HARRISBURG — Organizations that lobby on behalf of townships and other political bodies could be subject to the state's open records law and forced to publicly share documents that pertain to those associations and state government.

The state's Open Records office ruled that the Pennsylvania State Association of Township Supervisors is a “local agency” and subject to complying with requests for records filed by residents, the media and others. The association filed an appeal in Cumberland County Court.

Should the Open Records office's opinion be upheld, it could require a host of similar associations to open their records and documents to Right to Know requests involving communications between these associations and state government, said John L. Gedid, a professor at Widener Law School.

The Pennsylvania County Commissioners Association, Pennsylvania League of Cities and Municipalities, Pennsylvania Boroughs Association and the Pennsylvania School Boards Association are examples of organizations that could be affected, said Gedid, director of the school's Law and Government Institute.

“It is quite possible that the court could find that townships are supposed to exchange information with the Legislature, and thus this is an activity directly related to the duties of the townships,” Gedid said.

“Government entities cannot privatize activities to shield (themselves) from the Right to Know Law,” he said. “An argument could be made that the association is used for that purpose, to prevent the public from knowing what the lobbying activities of townships are.”

The decision by the Open Records office was prompted by four Right to Know requests filed in July by Walter Brasch of Bloomsburg.

In a finding issued Sept. 4, Open Records Appeals Officer Benjamin Lorah determined that the association falls under the Right to Know Law as a local agency, because the General Assembly created the association.

The association's appeal said the finding is inconsistent with past decisions by the state Open Records office.

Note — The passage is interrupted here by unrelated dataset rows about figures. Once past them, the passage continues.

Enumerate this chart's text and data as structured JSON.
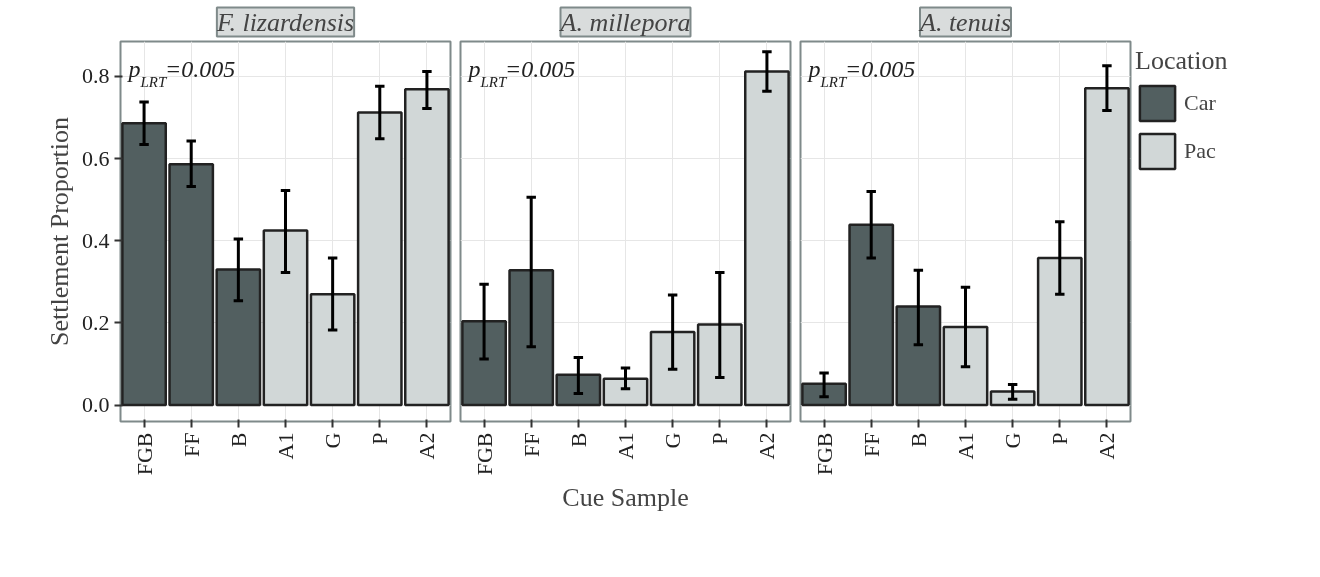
{
  "chart_data": [
    {
      "type": "bar",
      "title": "F. lizardensis",
      "ylabel": "Settlement Proportion",
      "annotations": [
        "p$_{LRT}$=0.005"
      ],
      "categories": [
        "FGB",
        "FF",
        "B",
        "A1",
        "G",
        "P",
        "A2"
      ],
      "ylim": [
        -0.04,
        0.885
      ],
      "yticks": [
        {
          "value": 0,
          "label": "0.0"
        },
        0.2,
        0.4,
        0.6,
        0.8
      ],
      "grid": true,
      "series": [
        {
          "color": "#525f60",
          "values": [
            0.686,
            0.586,
            0.33,
            null,
            null,
            null,
            null
          ],
          "errors": [
            [
              0.634,
              0.738
            ],
            [
              0.532,
              0.643
            ],
            [
              0.254,
              0.404
            ],
            null,
            null,
            null,
            null
          ]
        },
        {
          "color": "#d1d7d7",
          "values": [
            null,
            null,
            null,
            0.425,
            0.27,
            0.712,
            0.769
          ],
          "errors": [
            null,
            null,
            null,
            [
              0.323,
              0.522
            ],
            [
              0.183,
              0.358
            ],
            [
              0.648,
              0.776
            ],
            [
              0.722,
              0.812
            ]
          ]
        }
      ]
    },
    {
      "type": "bar",
      "title": "A. millepora",
      "xlabel": "Cue Sample",
      "annotations": [
        "p$_{LRT}$=0.005"
      ],
      "tick_labels": "x",
      "categories": [
        "FGB",
        "FF",
        "B",
        "A1",
        "G",
        "P",
        "A2"
      ],
      "ylim": [
        -0.04,
        0.885
      ],
      "yticks": [
        0,
        0.2,
        0.4,
        0.6,
        0.8
      ],
      "grid": true,
      "series": [
        {
          "color": "#525f60",
          "values": [
            0.204,
            0.328,
            0.074,
            null,
            null,
            null,
            null
          ],
          "errors": [
            [
              0.112,
              0.294
            ],
            [
              0.142,
              0.506
            ],
            [
              0.028,
              0.116
            ],
            null,
            null,
            null,
            null
          ]
        },
        {
          "color": "#d1d7d7",
          "values": [
            null,
            null,
            null,
            0.064,
            0.178,
            0.196,
            0.812
          ],
          "errors": [
            null,
            null,
            null,
            [
              0.04,
              0.09
            ],
            [
              0.087,
              0.268
            ],
            [
              0.067,
              0.323
            ],
            [
              0.764,
              0.86
            ]
          ]
        }
      ]
    },
    {
      "type": "bar",
      "title": "A. tenuis",
      "annotations": [
        "p$_{LRT}$=0.005"
      ],
      "tick_labels": "x",
      "legend": "right",
      "legend_title": "Location",
      "categories": [
        "FGB",
        "FF",
        "B",
        "A1",
        "G",
        "P",
        "A2"
      ],
      "ylim": [
        -0.04,
        0.885
      ],
      "yticks": [
        0,
        0.2,
        0.4,
        0.6,
        0.8
      ],
      "grid": true,
      "series": [
        {
          "name": "Car",
          "color": "#525f60",
          "values": [
            0.052,
            0.439,
            0.24,
            null,
            null,
            null,
            null
          ],
          "errors": [
            [
              0.02,
              0.078
            ],
            [
              0.358,
              0.52
            ],
            [
              0.147,
              0.328
            ],
            null,
            null,
            null,
            null
          ]
        },
        {
          "name": "Pac",
          "color": "#d1d7d7",
          "values": [
            null,
            null,
            null,
            0.19,
            0.033,
            0.358,
            0.771
          ],
          "errors": [
            null,
            null,
            null,
            [
              0.093,
              0.287
            ],
            [
              0.014,
              0.05
            ],
            [
              0.27,
              0.446
            ],
            [
              0.717,
              0.826
            ]
          ]
        }
      ]
    }
  ]
}
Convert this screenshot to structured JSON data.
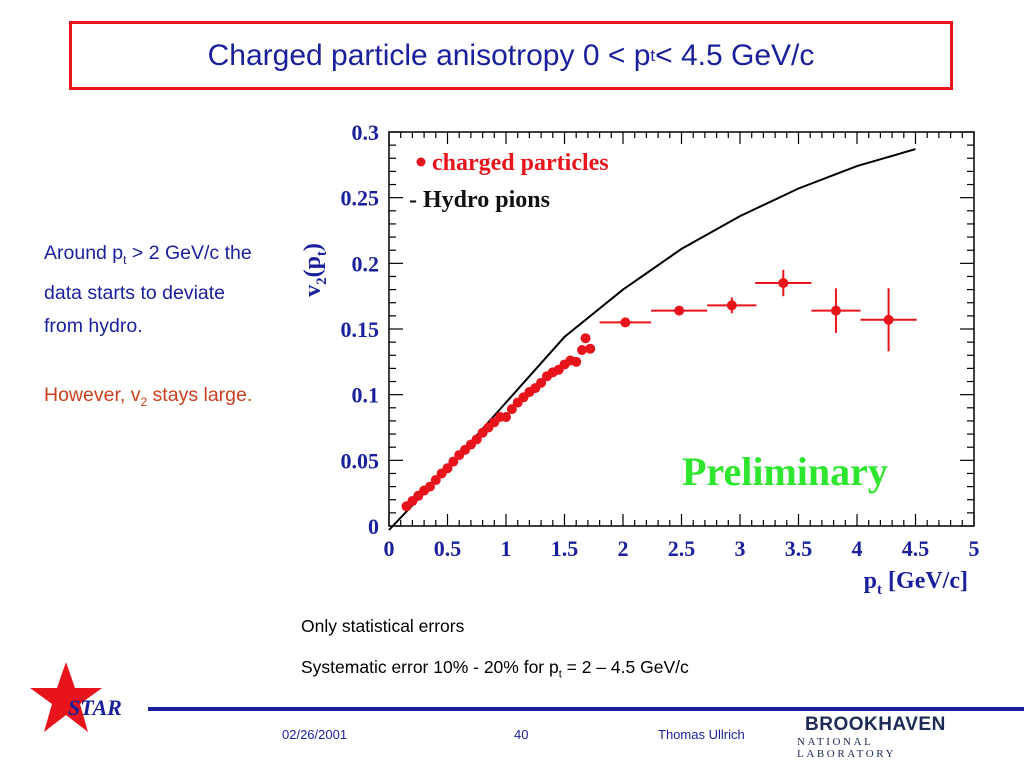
{
  "slide": {
    "title_main": "Charged particle anisotropy  0 < p",
    "title_sub": "t",
    "title_end": " < 4.5 GeV/c",
    "side_text_1": {
      "a": "Around p",
      "sub": "t",
      "b": " > 2 GeV/c the data starts to deviate from hydro."
    },
    "side_text_2": {
      "a": "However, v",
      "sub": "2",
      "b": " stays large."
    },
    "note_1": "Only statistical errors",
    "note_2": {
      "a": "Systematic error 10% - 20% for p",
      "sub": "t",
      "b": " = 2 – 4.5 GeV/c"
    },
    "footer": {
      "date": "02/26/2001",
      "page": "40",
      "author": "Thomas Ullrich"
    },
    "logos": {
      "star": "STAR",
      "bnl_name": "BROOKHAVEN",
      "bnl_sub": "NATIONAL LABORATORY"
    },
    "colors": {
      "title_border": "#e8141b",
      "text_blue": "#1a1f9c",
      "text_orange": "#c9401d",
      "data_red": "#e8141b",
      "preliminary_green": "#2ee62e"
    },
    "icons": [
      "star-icon"
    ]
  },
  "chart_data": {
    "type": "scatter",
    "xlim": [
      0,
      5
    ],
    "ylim": [
      0,
      0.3
    ],
    "x_ticks": [
      "0",
      "0.5",
      "1",
      "1.5",
      "2",
      "2.5",
      "3",
      "3.5",
      "4",
      "4.5",
      "5"
    ],
    "y_ticks": [
      "0",
      "0.05",
      "0.1",
      "0.15",
      "0.2",
      "0.25",
      "0.3"
    ],
    "xlabel": {
      "a": "p",
      "sub": "t",
      "b": " [GeV/c]"
    },
    "ylabel": {
      "a": "v",
      "sub": "2",
      "b": "(p",
      "sub2": "t",
      "c": ")"
    },
    "legend": {
      "dot_label": "charged particles",
      "line_label": "- Hydro pions",
      "placement": "top-left"
    },
    "watermark": "Preliminary",
    "series": [
      {
        "name": "charged particles",
        "kind": "points",
        "color": "#e8141b",
        "points": [
          {
            "x": 0.15,
            "y": 0.015
          },
          {
            "x": 0.2,
            "y": 0.019
          },
          {
            "x": 0.25,
            "y": 0.023
          },
          {
            "x": 0.3,
            "y": 0.027
          },
          {
            "x": 0.35,
            "y": 0.03
          },
          {
            "x": 0.4,
            "y": 0.035
          },
          {
            "x": 0.45,
            "y": 0.04
          },
          {
            "x": 0.5,
            "y": 0.044
          },
          {
            "x": 0.55,
            "y": 0.049
          },
          {
            "x": 0.6,
            "y": 0.054
          },
          {
            "x": 0.65,
            "y": 0.058
          },
          {
            "x": 0.7,
            "y": 0.062
          },
          {
            "x": 0.75,
            "y": 0.066
          },
          {
            "x": 0.8,
            "y": 0.071
          },
          {
            "x": 0.85,
            "y": 0.075
          },
          {
            "x": 0.9,
            "y": 0.079
          },
          {
            "x": 0.95,
            "y": 0.083
          },
          {
            "x": 1.0,
            "y": 0.083
          },
          {
            "x": 1.05,
            "y": 0.089
          },
          {
            "x": 1.1,
            "y": 0.094
          },
          {
            "x": 1.15,
            "y": 0.098
          },
          {
            "x": 1.2,
            "y": 0.102
          },
          {
            "x": 1.25,
            "y": 0.105
          },
          {
            "x": 1.3,
            "y": 0.109
          },
          {
            "x": 1.35,
            "y": 0.114
          },
          {
            "x": 1.4,
            "y": 0.117
          },
          {
            "x": 1.45,
            "y": 0.119
          },
          {
            "x": 1.5,
            "y": 0.123
          },
          {
            "x": 1.55,
            "y": 0.126
          },
          {
            "x": 1.6,
            "y": 0.125
          },
          {
            "x": 1.65,
            "y": 0.134
          },
          {
            "x": 1.68,
            "y": 0.143
          },
          {
            "x": 1.72,
            "y": 0.135
          },
          {
            "x": 2.02,
            "y": 0.155,
            "xerr": 0.22,
            "yerr": 0.002
          },
          {
            "x": 2.48,
            "y": 0.164,
            "xerr": 0.24,
            "yerr": 0.003
          },
          {
            "x": 2.93,
            "y": 0.168,
            "xerr": 0.21,
            "yerr": 0.006
          },
          {
            "x": 3.37,
            "y": 0.185,
            "xerr": 0.24,
            "yerr": 0.01
          },
          {
            "x": 3.82,
            "y": 0.164,
            "xerr": 0.21,
            "yerr": 0.017
          },
          {
            "x": 4.27,
            "y": 0.157,
            "xerr": 0.24,
            "yerr": 0.024
          }
        ]
      },
      {
        "name": "Hydro pions",
        "kind": "line",
        "color": "#000000",
        "points": [
          {
            "x": 0.0,
            "y": -0.005
          },
          {
            "x": 0.5,
            "y": 0.044
          },
          {
            "x": 1.0,
            "y": 0.094
          },
          {
            "x": 1.5,
            "y": 0.144
          },
          {
            "x": 2.0,
            "y": 0.18
          },
          {
            "x": 2.5,
            "y": 0.211
          },
          {
            "x": 3.0,
            "y": 0.236
          },
          {
            "x": 3.5,
            "y": 0.257
          },
          {
            "x": 4.0,
            "y": 0.274
          },
          {
            "x": 4.5,
            "y": 0.287
          }
        ]
      }
    ]
  }
}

Terry Mutchler, executive director of the state Open Records office, cited an earlier finding by her office that a private organization, the East Stroudsburg University Foundation, falls under Right to Know as supporting Lorah's conclusion on the association. State appellate courts have upheld the East Stroudsburg ruling, she said.

Mutchler said the association couldn't have fallen under the state's old open-records law. But the version in place is “one of the most far reaching” in the country, she said.

Gedid said no matter how a Cumberland County judge rules, the dispute will almost certainly be appealed to higher state courts.

Dan Miller is a staff writer for the Harrisburg Patriot-News.